Every Divorce Must Resolve the Same Issues
Although your divorce will be unique to you and your situation, the terms that you and your divorcing spouse must hammer out between yourselves are the same as everyone else’s, including:
- The division of marital property
- Child custody arrangements
- Child support
All of your divorce concerns will fall into one of these four categories.

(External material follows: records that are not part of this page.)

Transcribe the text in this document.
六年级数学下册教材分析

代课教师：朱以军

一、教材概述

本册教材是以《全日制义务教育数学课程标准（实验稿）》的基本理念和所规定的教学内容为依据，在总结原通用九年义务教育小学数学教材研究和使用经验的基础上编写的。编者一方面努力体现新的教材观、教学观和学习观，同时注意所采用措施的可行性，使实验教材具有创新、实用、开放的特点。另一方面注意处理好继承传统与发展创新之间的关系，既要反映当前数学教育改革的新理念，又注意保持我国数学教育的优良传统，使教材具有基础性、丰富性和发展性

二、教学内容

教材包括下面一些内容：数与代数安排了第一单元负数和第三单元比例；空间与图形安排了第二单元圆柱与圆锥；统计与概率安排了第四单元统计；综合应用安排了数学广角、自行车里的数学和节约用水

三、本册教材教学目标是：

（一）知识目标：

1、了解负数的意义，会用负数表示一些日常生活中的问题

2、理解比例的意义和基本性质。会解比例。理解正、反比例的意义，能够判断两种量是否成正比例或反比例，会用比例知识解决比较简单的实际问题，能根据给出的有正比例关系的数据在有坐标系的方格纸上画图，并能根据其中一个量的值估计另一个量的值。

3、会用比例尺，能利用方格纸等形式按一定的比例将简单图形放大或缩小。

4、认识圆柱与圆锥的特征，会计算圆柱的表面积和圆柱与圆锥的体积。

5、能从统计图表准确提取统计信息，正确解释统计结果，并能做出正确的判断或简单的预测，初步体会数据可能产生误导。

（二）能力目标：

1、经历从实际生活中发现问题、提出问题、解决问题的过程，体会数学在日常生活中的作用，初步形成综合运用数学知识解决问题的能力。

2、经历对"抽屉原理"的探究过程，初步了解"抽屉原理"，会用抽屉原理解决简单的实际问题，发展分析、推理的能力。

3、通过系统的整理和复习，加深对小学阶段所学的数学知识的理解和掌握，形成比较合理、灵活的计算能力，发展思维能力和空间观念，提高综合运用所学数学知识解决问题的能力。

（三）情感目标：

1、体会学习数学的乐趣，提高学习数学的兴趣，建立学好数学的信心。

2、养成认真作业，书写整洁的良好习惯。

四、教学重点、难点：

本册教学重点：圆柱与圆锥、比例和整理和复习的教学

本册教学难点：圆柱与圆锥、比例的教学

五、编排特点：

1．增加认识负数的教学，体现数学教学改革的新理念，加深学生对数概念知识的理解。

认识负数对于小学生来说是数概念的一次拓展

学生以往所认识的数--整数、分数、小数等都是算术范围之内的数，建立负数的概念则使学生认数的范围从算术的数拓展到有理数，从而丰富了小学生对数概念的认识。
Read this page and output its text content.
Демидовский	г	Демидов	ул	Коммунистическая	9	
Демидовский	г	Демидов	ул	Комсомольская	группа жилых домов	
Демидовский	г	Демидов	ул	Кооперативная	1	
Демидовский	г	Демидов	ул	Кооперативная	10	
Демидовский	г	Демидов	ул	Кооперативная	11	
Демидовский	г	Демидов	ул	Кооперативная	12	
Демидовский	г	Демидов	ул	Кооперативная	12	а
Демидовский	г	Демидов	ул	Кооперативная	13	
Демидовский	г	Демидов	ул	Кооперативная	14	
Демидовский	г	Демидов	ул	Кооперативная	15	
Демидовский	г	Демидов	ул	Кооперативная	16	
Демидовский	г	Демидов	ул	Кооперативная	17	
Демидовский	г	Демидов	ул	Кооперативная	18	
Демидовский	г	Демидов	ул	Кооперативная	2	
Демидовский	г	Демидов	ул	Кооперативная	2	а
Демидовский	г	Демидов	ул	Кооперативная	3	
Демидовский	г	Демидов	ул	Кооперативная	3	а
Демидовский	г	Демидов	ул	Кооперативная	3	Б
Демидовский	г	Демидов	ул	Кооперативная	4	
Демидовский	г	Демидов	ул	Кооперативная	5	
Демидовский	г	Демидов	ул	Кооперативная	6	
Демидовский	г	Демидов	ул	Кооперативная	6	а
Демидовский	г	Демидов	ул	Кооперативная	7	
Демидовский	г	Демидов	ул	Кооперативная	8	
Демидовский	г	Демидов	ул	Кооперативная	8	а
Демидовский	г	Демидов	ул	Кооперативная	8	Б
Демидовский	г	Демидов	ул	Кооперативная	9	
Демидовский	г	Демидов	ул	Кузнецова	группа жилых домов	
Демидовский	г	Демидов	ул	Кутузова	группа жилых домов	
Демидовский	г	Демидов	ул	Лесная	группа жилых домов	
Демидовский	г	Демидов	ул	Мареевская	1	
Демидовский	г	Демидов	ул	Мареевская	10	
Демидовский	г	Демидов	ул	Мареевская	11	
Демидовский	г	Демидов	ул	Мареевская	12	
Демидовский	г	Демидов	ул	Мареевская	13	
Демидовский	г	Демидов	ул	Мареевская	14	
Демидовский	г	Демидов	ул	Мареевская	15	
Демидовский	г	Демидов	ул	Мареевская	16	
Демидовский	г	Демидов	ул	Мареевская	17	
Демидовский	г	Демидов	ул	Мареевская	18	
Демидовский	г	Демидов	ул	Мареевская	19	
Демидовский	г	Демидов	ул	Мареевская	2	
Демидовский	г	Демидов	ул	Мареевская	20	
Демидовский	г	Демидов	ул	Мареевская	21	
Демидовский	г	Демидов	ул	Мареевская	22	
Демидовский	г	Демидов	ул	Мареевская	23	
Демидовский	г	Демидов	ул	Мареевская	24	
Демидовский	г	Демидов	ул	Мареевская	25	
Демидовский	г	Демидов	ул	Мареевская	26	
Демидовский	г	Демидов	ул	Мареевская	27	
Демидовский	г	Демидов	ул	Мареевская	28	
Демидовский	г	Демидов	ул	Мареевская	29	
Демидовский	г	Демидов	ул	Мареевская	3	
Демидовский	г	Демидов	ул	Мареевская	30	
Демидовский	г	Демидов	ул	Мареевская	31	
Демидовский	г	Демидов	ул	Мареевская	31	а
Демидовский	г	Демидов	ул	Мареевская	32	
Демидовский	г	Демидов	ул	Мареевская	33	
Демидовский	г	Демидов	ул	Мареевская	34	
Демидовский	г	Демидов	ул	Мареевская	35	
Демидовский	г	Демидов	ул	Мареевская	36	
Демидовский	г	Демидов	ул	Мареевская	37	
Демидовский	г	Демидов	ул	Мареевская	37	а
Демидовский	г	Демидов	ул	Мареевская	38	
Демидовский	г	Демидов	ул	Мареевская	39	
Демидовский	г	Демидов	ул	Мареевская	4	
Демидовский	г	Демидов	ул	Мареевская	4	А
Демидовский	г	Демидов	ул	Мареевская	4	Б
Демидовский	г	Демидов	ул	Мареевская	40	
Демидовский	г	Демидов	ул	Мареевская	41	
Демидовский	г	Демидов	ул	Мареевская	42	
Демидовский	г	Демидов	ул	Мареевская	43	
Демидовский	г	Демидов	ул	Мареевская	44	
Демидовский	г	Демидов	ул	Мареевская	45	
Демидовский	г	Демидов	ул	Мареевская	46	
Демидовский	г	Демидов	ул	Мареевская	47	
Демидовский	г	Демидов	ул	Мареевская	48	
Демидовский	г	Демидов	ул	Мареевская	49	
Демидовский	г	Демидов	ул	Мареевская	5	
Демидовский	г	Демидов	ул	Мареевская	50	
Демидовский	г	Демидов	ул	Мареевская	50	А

You Need Your Own Divorce Attorney
The terms of your divorce will guide your financial future and directly affect your parental rights, which are both far too important to leave to chance. Working closely with an experienced divorce attorney is the surest way to help protect you and your children’s best interests.
Documentation Is Key
The financial components of your divorce will hinge upon documentation, which makes compiling and organizing copies of these financial documents an essential step. Ultimately, the court will divide your marital property in a manner that is considered fair given the circumstances of your marriage and will predicate alimony (if it plays a role) on one spouse's financial ability to help balance the other’s post-divorce financial downturn. These determinations are based upon your marital financials, and all of the following documentation pertains:
- Your mortgage
- Your monthly utility bills
- Your monthly grocery bills
- Your car payments
- You and your spouse’s separate pay stubs
- Statements from your joint and separate bank accounts
- Invoices for your health, car, and life insurance
- Your financial portfolio
- Monthly entertainment costs
- Vehicle and property titles
- Out-of-pocket medical expenses
Is It Marital Property?
Generally, those assets that you accumulate during your years as a married couple are considered marital property – regardless of who made the purchase or whose name is on the title. Those assets that either of you brought into the marriage with you and kept separate throughout the intervening years will remain your separate property. However, it is important to point out that your individual circumstances can blur the line between marital and separate property quite easily.
There are specific factors that tend to further complicate divorce financials, including:
- High assets
- Business ownership
- Otherwise-complicated financials, such as multiple property ownership
In these situations, you will also likely need the specialized guidance of a forensic accountant to help ensure that your financial rights are well protected.